Does Cloudflare Images convert to WebP and AVIF automatically? Yes. When a browser requests an image, Cloudflare detects the formats it supports and serves the most efficient one, typically AVIF or WebP, falling back to the original format for older browsers. You do not have to generate these versions yourself.
Can I use Cloudflare Images with images stored in R2? Yes. You can keep your originals in Cloudflare R2 and use Cloudflare’s image transformations to optimise them on delivery without storing a second copy in Images. R2 has zero egress fees, which makes it a cost-effective origin for a large media library.
Do I still need a Pro plan for image resizing? No. This changed: image transformations are now available on the free plan up to 5,000 unique transformations per month. Higher volumes and on-platform storage are billed on the paid plan.

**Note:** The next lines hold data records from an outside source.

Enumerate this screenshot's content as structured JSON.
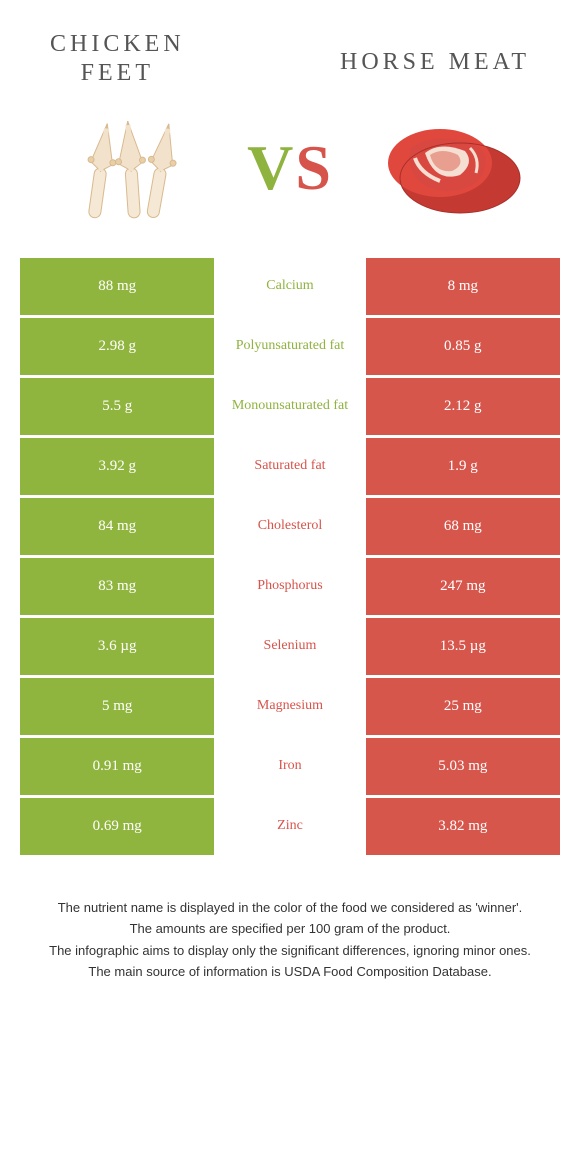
{
  "header": {
    "left_title": "Chicken\nfeet",
    "right_title": "Horse meat"
  },
  "vs": {
    "v": "V",
    "s": "S"
  },
  "colors": {
    "left_cell": "#90b53e",
    "right_cell": "#d7564c",
    "left_text": "#8fb33f",
    "right_text": "#d6544b"
  },
  "rows": [
    {
      "left": "88 mg",
      "label": "Calcium",
      "right": "8 mg",
      "winner": "left"
    },
    {
      "left": "2.98 g",
      "label": "Polyunsaturated fat",
      "right": "0.85 g",
      "winner": "left"
    },
    {
      "left": "5.5 g",
      "label": "Monounsaturated fat",
      "right": "2.12 g",
      "winner": "left"
    },
    {
      "left": "3.92 g",
      "label": "Saturated fat",
      "right": "1.9 g",
      "winner": "right"
    },
    {
      "left": "84 mg",
      "label": "Cholesterol",
      "right": "68 mg",
      "winner": "right"
    },
    {
      "left": "83 mg",
      "label": "Phosphorus",
      "right": "247 mg",
      "winner": "right"
    },
    {
      "left": "3.6 µg",
      "label": "Selenium",
      "right": "13.5 µg",
      "winner": "right"
    },
    {
      "left": "5 mg",
      "label": "Magnesium",
      "right": "25 mg",
      "winner": "right"
    },
    {
      "left": "0.91 mg",
      "label": "Iron",
      "right": "5.03 mg",
      "winner": "right"
    },
    {
      "left": "0.69 mg",
      "label": "Zinc",
      "right": "3.82 mg",
      "winner": "right"
    }
  ],
  "footer": [
    "The nutrient name is displayed in the color of the food we considered as 'winner'.",
    "The amounts are specified per 100 gram of the product.",
    "The infographic aims to display only the significant differences, ignoring minor ones.",
    "The main source of information is USDA Food Composition Database."
  ]
}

How does Cloudflare Images compare to Cloudinary? Both deliver automatic format conversion and global delivery. The main difference is the pricing model. Cloudflare Images charges a simple stored-plus-delivered rate with no egress, while Cloudinary uses a bundled credit model that can be harder to forecast as traffic grows.
Will this work on WordPress and PrestaShop? Yes. Use my free WordPress plugin for a quick setup, or deploy my Cloudflare Worker for complete coverage that also rewrites images inside CSS. I have written full step-by-step guides for both platforms.